Re: [PATCH RFC net 2/2] net: dsa: propagate brentry flag changes
From: Vladimir Oltean
Date: Mon Apr 14 2025 - 08:53:06 EST
+Jonas, whom I've mistakenly removed from To: :-/
On Mon, Apr 14, 2025 at 03:49:30PM +0300, Vladimir Oltean wrote:
> On Sat, Apr 12, 2025 at 02:24:28PM +0200, Jonas Gorski wrote:
> > Currently any flag changes for brentry vlans are ignored, so the
> > configured cpu port vlan will get stuck at whatever the original flags
> > were.
> >
> > E.g.
> >
> > $ bridge vlan add dev swbridge vid 10 self pvid untagged
> > $ bridge vlan add dev swbridge vid 10 self
> >
> > Would cause the vlan to get "stuck" at pvid untagged in the hardware,
> > despite now being configured as tagged on the bridge.
> >
> > Fix this by passing on changed vlans to drivers, but do not increase the
> > refcount for updates.
> >
> > Since we should never get an update for a non-existing VLAN, add a
> > WARN_ON() in case it happens.
> >
> > Fixes: 134ef2388e7f ("net: dsa: add explicit support for host bridge VLANs")
> > Signed-off-by: Jonas Gorski <jonas.gorski@xxxxxxxxx>
> > ---
>
> I think it's important to realize that the meaning of the "flags" of
> VLANs offloaded to the CPU port is not completely defined.
> "egress-untagged" from the perspective of the hardware CPU port is the
> opposite direction compared to "egress-untagged" from the perspective of
> the bridge device (one is Linux RX, the other is Linux TX).
>
> Additionally, we install in DSA as host VLANs also those bridge port VLANs
> which were configured by the user on foreign interfaces.

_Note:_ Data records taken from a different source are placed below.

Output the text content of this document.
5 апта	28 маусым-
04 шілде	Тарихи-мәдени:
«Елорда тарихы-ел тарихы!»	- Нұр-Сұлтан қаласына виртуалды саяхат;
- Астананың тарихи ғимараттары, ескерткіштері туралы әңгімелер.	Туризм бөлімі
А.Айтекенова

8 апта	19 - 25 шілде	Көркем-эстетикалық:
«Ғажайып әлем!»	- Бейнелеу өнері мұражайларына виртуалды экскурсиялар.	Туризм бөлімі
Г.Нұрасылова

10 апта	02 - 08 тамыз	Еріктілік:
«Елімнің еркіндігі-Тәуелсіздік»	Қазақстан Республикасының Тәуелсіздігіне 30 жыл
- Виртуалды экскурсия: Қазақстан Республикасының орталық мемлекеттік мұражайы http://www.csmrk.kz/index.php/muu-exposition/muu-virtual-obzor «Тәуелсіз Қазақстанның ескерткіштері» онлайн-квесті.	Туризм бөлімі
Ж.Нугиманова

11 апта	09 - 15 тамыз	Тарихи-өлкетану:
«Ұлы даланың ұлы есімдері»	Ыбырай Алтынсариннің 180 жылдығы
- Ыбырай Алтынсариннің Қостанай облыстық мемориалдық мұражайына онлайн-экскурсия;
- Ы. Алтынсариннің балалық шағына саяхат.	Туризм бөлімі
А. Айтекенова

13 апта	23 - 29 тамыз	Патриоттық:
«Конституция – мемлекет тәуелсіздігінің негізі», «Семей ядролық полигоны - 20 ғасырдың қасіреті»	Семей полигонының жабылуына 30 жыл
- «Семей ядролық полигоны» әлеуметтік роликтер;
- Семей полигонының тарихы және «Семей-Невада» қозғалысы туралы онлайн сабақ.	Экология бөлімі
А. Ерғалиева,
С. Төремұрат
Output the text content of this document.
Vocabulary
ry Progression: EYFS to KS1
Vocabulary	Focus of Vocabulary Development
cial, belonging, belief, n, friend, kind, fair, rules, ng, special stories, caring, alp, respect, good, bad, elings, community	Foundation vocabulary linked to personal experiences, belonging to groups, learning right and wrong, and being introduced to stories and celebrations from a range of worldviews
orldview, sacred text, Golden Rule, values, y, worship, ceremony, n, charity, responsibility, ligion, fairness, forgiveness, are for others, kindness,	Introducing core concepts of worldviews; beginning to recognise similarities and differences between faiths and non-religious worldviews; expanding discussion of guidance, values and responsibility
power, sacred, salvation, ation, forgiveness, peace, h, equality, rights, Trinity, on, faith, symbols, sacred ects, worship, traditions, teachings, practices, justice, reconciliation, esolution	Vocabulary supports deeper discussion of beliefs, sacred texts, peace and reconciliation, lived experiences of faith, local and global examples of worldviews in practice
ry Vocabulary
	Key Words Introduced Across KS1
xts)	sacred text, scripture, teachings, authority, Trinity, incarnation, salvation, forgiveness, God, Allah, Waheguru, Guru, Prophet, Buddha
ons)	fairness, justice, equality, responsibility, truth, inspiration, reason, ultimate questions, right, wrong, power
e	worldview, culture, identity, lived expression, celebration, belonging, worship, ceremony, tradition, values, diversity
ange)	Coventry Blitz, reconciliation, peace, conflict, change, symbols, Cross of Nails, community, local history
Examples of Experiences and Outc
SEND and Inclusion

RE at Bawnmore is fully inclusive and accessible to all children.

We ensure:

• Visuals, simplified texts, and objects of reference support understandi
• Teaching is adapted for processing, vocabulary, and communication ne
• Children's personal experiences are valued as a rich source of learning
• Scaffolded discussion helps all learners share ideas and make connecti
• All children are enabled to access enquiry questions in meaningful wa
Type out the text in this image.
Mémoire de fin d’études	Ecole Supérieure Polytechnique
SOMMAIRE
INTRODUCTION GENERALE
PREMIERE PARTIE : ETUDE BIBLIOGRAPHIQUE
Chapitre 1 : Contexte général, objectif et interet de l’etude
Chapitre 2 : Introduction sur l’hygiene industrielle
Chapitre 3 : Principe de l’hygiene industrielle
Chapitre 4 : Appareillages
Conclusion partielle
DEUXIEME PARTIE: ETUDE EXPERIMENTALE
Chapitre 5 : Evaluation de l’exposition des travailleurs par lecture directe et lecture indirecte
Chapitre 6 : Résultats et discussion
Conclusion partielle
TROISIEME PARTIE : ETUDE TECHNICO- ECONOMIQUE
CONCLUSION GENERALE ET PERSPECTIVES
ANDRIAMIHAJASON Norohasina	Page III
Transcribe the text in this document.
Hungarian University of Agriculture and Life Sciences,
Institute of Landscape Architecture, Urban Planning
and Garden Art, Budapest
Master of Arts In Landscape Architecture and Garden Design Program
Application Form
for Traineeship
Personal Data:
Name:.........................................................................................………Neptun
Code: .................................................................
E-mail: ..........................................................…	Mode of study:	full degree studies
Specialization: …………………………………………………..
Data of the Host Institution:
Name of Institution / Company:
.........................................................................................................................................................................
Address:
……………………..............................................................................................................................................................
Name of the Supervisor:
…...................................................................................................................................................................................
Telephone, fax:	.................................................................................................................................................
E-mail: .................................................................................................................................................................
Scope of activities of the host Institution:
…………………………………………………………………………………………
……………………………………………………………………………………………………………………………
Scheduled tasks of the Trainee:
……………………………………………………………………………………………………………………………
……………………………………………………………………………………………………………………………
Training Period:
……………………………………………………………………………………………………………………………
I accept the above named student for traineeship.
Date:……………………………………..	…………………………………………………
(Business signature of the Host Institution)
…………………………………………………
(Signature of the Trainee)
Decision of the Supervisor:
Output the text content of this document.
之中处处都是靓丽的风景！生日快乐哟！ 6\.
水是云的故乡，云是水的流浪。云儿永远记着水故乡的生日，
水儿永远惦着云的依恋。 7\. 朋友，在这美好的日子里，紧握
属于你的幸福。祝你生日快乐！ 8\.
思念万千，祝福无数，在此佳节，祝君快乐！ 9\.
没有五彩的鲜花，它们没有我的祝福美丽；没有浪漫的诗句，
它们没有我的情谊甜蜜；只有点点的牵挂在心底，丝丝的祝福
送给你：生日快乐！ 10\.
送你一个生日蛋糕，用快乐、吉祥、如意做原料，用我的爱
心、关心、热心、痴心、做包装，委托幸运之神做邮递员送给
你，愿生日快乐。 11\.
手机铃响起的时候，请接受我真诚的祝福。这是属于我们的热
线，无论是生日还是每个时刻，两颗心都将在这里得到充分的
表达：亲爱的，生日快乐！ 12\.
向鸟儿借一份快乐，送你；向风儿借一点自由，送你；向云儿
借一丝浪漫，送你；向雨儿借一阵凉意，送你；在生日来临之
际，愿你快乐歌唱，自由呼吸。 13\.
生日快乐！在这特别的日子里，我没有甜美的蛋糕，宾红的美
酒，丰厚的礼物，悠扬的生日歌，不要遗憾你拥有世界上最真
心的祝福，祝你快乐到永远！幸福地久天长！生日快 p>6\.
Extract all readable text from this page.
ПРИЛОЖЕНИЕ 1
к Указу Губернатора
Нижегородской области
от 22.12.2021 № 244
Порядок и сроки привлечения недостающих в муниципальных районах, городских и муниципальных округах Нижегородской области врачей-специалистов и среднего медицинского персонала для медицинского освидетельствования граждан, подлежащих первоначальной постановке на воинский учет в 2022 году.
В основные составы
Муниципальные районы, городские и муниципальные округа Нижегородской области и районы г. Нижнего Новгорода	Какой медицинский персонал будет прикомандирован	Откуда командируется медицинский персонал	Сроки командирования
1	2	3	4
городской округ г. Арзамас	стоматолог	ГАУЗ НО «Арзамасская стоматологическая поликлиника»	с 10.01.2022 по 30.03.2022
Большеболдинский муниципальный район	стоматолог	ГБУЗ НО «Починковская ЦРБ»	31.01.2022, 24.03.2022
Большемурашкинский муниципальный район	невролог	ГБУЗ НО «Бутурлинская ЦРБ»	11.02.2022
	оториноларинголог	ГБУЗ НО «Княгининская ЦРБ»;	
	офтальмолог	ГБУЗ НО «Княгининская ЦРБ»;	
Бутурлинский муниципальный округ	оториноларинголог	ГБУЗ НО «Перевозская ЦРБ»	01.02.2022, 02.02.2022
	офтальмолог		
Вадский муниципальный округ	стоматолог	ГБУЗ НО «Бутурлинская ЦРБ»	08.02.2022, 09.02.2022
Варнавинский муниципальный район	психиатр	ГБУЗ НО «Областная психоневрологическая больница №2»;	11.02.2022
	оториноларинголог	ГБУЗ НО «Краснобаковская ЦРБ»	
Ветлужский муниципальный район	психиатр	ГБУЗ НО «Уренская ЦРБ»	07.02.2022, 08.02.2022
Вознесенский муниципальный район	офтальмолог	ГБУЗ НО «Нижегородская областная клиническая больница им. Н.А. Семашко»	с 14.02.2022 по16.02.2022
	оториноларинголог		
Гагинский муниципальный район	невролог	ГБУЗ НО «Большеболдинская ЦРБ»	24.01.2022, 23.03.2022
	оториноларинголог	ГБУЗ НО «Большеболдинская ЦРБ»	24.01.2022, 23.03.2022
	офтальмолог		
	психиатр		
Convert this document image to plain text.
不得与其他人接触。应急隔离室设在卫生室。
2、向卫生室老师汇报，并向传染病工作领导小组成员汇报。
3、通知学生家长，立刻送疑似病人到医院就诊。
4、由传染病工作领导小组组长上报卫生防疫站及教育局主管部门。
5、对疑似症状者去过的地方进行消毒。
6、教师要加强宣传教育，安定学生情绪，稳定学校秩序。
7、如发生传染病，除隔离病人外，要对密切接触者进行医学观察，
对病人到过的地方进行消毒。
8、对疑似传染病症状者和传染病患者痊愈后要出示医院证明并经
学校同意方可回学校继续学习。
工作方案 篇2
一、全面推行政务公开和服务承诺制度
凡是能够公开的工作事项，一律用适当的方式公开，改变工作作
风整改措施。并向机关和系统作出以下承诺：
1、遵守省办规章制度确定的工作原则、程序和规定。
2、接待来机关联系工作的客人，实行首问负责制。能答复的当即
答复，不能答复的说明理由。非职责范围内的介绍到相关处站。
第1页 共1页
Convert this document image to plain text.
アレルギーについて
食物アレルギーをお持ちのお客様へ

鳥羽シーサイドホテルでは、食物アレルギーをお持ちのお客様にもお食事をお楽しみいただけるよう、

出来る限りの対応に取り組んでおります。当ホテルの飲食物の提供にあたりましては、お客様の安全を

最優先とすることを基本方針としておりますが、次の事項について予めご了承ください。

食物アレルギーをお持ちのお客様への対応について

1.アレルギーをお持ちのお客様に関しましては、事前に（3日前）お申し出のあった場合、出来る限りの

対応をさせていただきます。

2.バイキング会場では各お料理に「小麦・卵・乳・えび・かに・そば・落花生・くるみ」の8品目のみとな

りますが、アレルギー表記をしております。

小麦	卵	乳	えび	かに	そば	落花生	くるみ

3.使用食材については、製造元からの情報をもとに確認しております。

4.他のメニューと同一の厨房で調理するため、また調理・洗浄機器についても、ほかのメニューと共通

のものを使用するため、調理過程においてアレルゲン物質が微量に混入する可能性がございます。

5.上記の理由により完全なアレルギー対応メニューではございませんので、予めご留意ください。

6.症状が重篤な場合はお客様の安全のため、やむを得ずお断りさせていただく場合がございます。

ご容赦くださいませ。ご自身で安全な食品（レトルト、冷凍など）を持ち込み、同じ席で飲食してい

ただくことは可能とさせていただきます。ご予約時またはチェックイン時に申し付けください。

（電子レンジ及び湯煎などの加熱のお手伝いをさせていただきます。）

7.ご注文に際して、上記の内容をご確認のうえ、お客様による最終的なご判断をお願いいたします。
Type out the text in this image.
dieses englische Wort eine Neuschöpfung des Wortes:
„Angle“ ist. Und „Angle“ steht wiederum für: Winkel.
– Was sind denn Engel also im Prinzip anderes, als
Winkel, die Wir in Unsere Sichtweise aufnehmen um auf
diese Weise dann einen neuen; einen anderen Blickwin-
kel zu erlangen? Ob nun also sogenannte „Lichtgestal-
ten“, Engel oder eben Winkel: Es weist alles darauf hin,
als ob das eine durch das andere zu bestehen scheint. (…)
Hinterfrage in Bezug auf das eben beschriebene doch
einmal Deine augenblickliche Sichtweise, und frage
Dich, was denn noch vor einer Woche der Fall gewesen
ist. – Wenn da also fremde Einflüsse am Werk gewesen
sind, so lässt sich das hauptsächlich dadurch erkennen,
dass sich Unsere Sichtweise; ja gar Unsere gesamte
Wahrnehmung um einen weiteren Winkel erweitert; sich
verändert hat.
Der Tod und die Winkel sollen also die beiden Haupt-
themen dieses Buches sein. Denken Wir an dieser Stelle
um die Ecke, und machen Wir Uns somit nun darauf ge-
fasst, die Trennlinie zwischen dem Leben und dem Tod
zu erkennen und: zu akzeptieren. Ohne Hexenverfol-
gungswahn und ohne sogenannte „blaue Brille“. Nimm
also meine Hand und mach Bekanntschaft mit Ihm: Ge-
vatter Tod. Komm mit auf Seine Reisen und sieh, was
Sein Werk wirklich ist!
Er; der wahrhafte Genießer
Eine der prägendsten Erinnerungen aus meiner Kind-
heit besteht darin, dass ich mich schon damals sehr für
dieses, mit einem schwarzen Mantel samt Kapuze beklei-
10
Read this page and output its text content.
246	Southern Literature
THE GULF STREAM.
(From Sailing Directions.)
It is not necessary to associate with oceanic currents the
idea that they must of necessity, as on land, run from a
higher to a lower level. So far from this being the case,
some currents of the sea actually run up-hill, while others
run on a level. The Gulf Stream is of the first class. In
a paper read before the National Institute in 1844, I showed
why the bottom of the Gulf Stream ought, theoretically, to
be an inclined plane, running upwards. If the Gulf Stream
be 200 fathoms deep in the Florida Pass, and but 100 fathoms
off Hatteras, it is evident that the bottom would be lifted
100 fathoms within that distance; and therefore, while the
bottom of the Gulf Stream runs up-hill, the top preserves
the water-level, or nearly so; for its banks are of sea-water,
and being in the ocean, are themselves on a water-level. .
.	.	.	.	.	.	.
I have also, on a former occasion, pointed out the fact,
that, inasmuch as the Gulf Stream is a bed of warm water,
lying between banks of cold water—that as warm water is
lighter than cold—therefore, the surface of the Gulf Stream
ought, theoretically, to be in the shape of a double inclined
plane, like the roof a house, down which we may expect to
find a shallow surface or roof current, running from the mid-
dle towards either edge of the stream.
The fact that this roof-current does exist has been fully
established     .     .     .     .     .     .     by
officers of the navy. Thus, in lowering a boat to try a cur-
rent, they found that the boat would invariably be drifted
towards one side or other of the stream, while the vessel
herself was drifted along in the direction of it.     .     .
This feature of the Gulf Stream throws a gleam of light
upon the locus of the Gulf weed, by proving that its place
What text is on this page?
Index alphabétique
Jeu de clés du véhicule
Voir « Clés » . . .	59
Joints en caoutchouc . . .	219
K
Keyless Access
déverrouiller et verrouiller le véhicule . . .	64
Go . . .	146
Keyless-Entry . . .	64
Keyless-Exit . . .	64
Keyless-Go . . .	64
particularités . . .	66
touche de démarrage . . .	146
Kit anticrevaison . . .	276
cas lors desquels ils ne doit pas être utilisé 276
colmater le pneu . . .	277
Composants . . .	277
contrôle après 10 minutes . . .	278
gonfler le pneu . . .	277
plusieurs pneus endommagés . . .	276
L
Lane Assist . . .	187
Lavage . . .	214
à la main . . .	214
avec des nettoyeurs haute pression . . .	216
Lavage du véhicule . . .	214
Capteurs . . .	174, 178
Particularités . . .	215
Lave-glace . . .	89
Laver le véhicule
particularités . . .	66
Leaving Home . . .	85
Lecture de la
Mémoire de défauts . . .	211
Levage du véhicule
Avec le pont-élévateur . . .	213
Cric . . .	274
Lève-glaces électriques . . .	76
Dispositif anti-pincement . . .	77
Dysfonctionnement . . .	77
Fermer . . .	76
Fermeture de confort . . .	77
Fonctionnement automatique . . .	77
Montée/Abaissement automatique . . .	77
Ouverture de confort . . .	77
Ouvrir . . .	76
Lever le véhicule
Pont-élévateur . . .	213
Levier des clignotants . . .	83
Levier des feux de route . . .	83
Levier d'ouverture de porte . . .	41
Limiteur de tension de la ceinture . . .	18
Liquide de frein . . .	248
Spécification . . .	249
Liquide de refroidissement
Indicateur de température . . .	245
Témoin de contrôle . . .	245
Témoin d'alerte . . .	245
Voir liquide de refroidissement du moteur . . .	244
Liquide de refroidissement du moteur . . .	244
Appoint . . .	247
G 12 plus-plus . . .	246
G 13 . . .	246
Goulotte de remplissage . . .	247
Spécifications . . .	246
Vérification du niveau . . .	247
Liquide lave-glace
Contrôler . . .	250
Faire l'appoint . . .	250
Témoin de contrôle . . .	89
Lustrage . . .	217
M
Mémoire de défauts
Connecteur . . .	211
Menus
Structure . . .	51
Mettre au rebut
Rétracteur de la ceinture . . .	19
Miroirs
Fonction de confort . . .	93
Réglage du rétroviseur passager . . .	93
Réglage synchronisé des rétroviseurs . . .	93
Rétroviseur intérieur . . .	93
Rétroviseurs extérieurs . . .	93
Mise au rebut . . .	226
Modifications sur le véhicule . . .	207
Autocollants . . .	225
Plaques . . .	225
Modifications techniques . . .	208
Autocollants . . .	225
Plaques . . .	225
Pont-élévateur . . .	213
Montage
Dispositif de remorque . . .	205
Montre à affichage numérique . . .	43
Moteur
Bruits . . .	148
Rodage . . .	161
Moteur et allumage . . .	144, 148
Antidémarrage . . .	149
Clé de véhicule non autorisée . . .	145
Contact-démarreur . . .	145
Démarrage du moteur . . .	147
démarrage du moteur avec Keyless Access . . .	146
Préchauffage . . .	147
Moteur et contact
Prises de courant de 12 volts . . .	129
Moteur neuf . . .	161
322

It's not exactly
> clear how to reconcile the "flags" of a VLAN installed on the bridge
> itself with the "flags" of a VLAN installed on a foreign bridge port.
>
> Example:
> ip link add br0 type bridge vlan_filtering 1 vlan_default_pvid 0
> ip link set veth0 master br0 # foreign interface, unrelated to DSA
> ip link set swp0 master br0 # DSA interface
> bridge vlan add dev br0 vid 1 self pvid untagged # leads to an "dsa_vlan_add_hw: cpu port N vid 1 untagged" trace event
> bridge vlan add dev veth0 vid 1 # still leads to an "dsa_vlan_add_bump: cpu port N vid 1 refcount 2" trace event after your change
>
> Depending on your expectations, you might think that host VID 1 would
> also need to become egress-tagged in this case, although from the
> bridge's perspective, it hasn't "changed", because it is a VLAN from a
> different VLAN group (port veth0 vs bridge br0).
>
> The reverse is true as well. Because the user can toggle the "pvid" flag
> of the bridge VLAN, that will make the switchdev object be notified with
> changed=true. But since DSA clears BRIDGE_VLAN_INFO_PVID, the host VLAN,
> as programmed to hardware, would be identical, yet we reprogram it anyway.
>
> Both would seem to indicate that "changed" from the bridge perspective
> is not what matters for calling the driver, but a different "changed"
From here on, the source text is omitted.